Monday, December 3, 2012

Future of Digital Slideshow: The Big Trends

New research firm BI Intelligence got off to a running start at the IGNITION: Future of Digital conference last week, with a quick slideshow introduction.
Some key points:
  • Global Internet Population should surpass 2.5 billion this year.
  • Globally, Internet users tend to be well off - 82% of Internet users have incomes in the top 30% in their countries
  • The Internet's quickly going mobile - smartphone sales currently surpass PC sales.  (With a number of new & cheaper competition for the iPad, tablet sales should soar in 2013).
  • This trend is supported by rapid expansion of broadband access in industrialized countries (G20 nations)
  • Connected mobile devices have, or will soon, achieve 50% penetration rates in more advanced industrial countries.

One result is that digital content revenues are booming (although have yet to match the peak levels for analog content revenues).
   Digital advertising revenues in the U.S. are also rapidly growing, although still below more traditional media levels.  They are, as the slide below indicates, increasing their share of total advertising revenues and should continue to do so.  Interestingly, Google's earnings from advertising are 50% higher than the total for all other online revenues combined.
  As for the rest of the world, digital advertising markets in most other countries are still in the earliest stages of market development.  They should pick up as the U.S. industry develops and adopts widely-acceptable metrics for digital advertising exposure and impacts.
Online digital media have already significantly disrupted news media.  A series of studies are finding that online news sources are the places people go to for breaking news and information.  The shift has almost killed the traditional urban daily newspaper in the U.S., and new studies suggest that connected mobile devices are quickly becoming the medium of choice for many kinds of news and information.  Online news audiences are growing rapidly, and revenues are following the audience.
  Another Google tidbit - in the first half of this year, Google generated as much U.S. advertising revenue as the entire U.S. newspaper industry, and almost as much as the entire U.S. magazine industry.
  Looking at the TV market, one can see the start of disruption and shifting audience viewing habits.  Access to, and use of, online video is booming, and the increased availability of DVRs and on-demand video channels is changing viewing habits enough that broadcasters are calling for extending the periods in which watching a program will be included in the basic ratings numbers.  In the meantime, pay TV subscriptions in the US are increasingly volatile, and trending down.
  In the meantime, revenues from online video subscriptions (more than $4.5 billion in the U.S.) and online video advertising ($2 billion in the U.S.) are increasing.

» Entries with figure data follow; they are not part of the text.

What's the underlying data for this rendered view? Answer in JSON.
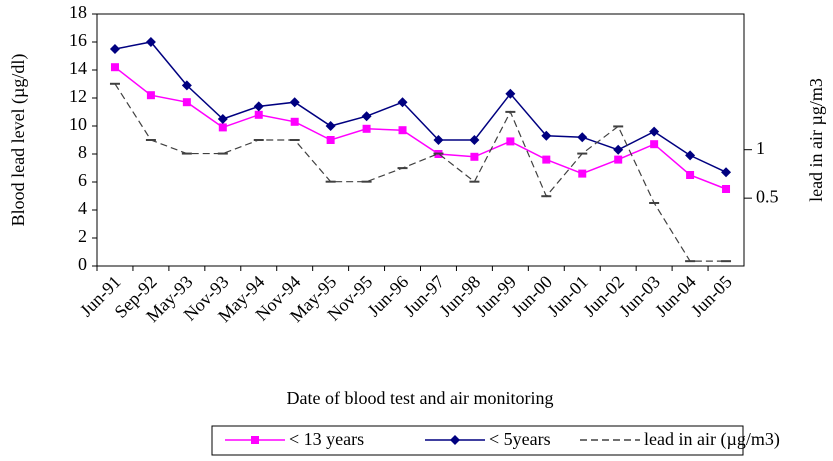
{
  "chart_data": {
    "type": "line",
    "y_label": "Blood lead level (µg/dl)",
    "y2_label": "lead in air µg/m3",
    "x_label": "Date of blood test and air monitoring",
    "categories": [
      "Jun-91",
      "Sep-92",
      "May-93",
      "Nov-93",
      "May-94",
      "Nov-94",
      "May-95",
      "Nov-95",
      "Jun-96",
      "Jun-97",
      "Jun-98",
      "Jun-99",
      "Jun-00",
      "Jun-01",
      "Jun-02",
      "Jun-03",
      "Jun-04",
      "Jun-05"
    ],
    "series": [
      {
        "name": "< 13 years",
        "color": "#ff00ff",
        "marker": "square",
        "values": [
          14.2,
          12.2,
          11.7,
          9.9,
          10.8,
          10.3,
          9.0,
          9.8,
          9.7,
          8.0,
          7.8,
          8.9,
          7.6,
          6.6,
          7.6,
          8.7,
          6.5,
          5.5
        ]
      },
      {
        "name": "< 5years",
        "color": "#000080",
        "marker": "diamond",
        "values": [
          15.5,
          16.0,
          12.9,
          10.5,
          11.4,
          11.7,
          10.0,
          10.7,
          11.7,
          9.0,
          9.0,
          12.3,
          9.3,
          9.2,
          8.3,
          9.6,
          7.9,
          6.7
        ]
      },
      {
        "name": "lead in air (µg/m3)",
        "color": "#404040",
        "marker": "dash",
        "dashed": true,
        "axis": "y2",
        "values": [
          1.68,
          1.1,
          0.96,
          0.96,
          1.1,
          1.1,
          0.67,
          0.67,
          0.81,
          0.96,
          0.67,
          1.39,
          0.52,
          0.96,
          1.24,
          0.45,
          -0.15,
          -0.15
        ]
      }
    ],
    "ylim": [
      0,
      18
    ],
    "yticks": [
      0,
      2,
      4,
      6,
      8,
      10,
      12,
      14,
      16,
      18
    ],
    "y2lim": [
      -0.2,
      2.4
    ],
    "y2ticks": [
      0.5,
      1
    ],
    "legend": "bottom"
  }
}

  It's also becoming clear that, online social media services are becoming the new Internet portals, both as entry points and in terms of the time spent online.  Almost concurrently, we're seeing that mobile devices are starting to drive Internet use and traffic.  With connected mobile devices, the Net and its content are accessible anytime, and anywhere (with wireless broadband, anyway).
  Already, there's some hints that mobile devices will contribute to the continued disruption of traditional media.  But this post is running long, so I'll save most of the discussion of mobile for later.
I'll leave this with a couple of thoughts -

First, digital content, broadband, and connected mobile are clearly transformative and disruptive technologies.  They are changing the way people are accessing and consuming both information and entertainment content.  With the advent of social media systems, they are fostering whole new forms of media consumption in the form of active, interconnected, and engaged audiences.

Second, people are finding more and better ways to monetize online media consumption, particularly in the U.S.  Online digital advertising is rapidly growing and should reach levels competitive with at least some traditional media in the near term.  In addition, online content providers are developing viable business models based on subscriptions or access-point fees (on-demand, or through app payments).  Economic support for online content distributors is growing, at least in the U.S., and seems to have the potential to overtake more traditional media revenues.

Third, if you think the U.S. market bodes well, think about the potential of China.  They already have twice the number of Internet users as the U.S.  As their economic foundation continues to develop, the market potential could easily take off and bypass U.S. levels.  It may take some time to develop, but don't be surprised if China becomes the largest Internet market in the next decade or two from an economic perspective as well as in the number of users.

Source -  The Future of Digital (Slide Deck), Business Insider.